La pietà popolare, quella autentica, diversa dal devozionismo ingenuo, per sua natura esposto alla probabilità di sfociare nella superstizione e nel fatalismo, è il fulcro attorno a cui ruota la vita sociale quando questa vuole essere vissuta all’insegna della solidarietà. “Non è bene – sostiene il Papa – ignorare la decisiva importanza che riveste una cultura segnata dalla fede, perché questa cultura evangelizzata, al di là dei suoi limiti, ha molte più risorse di una semplice somma di credenti posti dinanzi agli attacchi del secolarismo attuale”.
Dato che in essa ci sono i germi per una convivenza fondata sulla giustizia e regolata dalla solidarietà in virtù del comune sentire i valori delle fede, nonché vivificata da una sapienza di cui sarebbe ingiusto disconoscere la validità. Nel nostro caso è proprio l’inno in argomento il segno della fede da cui è informata la cultura popolare gratterese. Che proprio in esso trova l’espressione più tangibile della sua vena poetica.

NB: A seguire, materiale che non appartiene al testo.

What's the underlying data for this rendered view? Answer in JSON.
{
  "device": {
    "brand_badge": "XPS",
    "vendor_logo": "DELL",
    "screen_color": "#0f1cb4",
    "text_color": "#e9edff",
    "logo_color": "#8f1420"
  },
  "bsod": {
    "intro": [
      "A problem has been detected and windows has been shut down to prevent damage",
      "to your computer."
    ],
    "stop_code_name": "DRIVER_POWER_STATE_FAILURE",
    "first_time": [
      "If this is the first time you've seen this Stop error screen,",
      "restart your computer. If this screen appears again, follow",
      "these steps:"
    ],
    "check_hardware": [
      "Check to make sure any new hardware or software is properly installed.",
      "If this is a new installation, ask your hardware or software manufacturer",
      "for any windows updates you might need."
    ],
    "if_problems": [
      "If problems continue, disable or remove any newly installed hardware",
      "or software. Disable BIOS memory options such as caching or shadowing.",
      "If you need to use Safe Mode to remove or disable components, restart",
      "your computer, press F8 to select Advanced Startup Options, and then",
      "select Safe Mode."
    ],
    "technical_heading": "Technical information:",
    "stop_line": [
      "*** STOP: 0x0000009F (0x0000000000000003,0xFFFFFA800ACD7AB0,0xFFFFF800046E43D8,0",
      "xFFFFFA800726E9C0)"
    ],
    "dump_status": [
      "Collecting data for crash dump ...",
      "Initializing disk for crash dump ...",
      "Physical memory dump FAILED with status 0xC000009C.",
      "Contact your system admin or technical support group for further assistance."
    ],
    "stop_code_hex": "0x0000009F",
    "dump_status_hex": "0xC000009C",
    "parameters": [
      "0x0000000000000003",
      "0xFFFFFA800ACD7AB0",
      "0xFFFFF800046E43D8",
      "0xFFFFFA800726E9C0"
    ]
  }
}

In tale composizione, infatti, parole e musica si fondono in una perfetta armonia. E ciò perché il verso ha trovato qui una cadenza musicale appropriata, consona all’ispirazione poetica dell’anima.
Senza forzature e senza artifizi. Pur essendo la sua colonna musicale un motivo comune a laudi popolari consimili, l’inno si fa, nel nostro caso, veicolo di una sequenza di immagini che spontaneamente sgorgano dal cuore prima che la riflessione teologica ne sbiadisca la forza evocativa.
Ed è così che la pietà popolare tocca il vertice della poesia, parlando direttamente al cuore e trasmettendo una fede che pervade l’anima più d’ogni sapiente esposizione dottrinaria. Una fede che il mondo forse irride – come direbbe il Manzoni – ma che la prosaica sapienza umana non sa né cogliere né donare.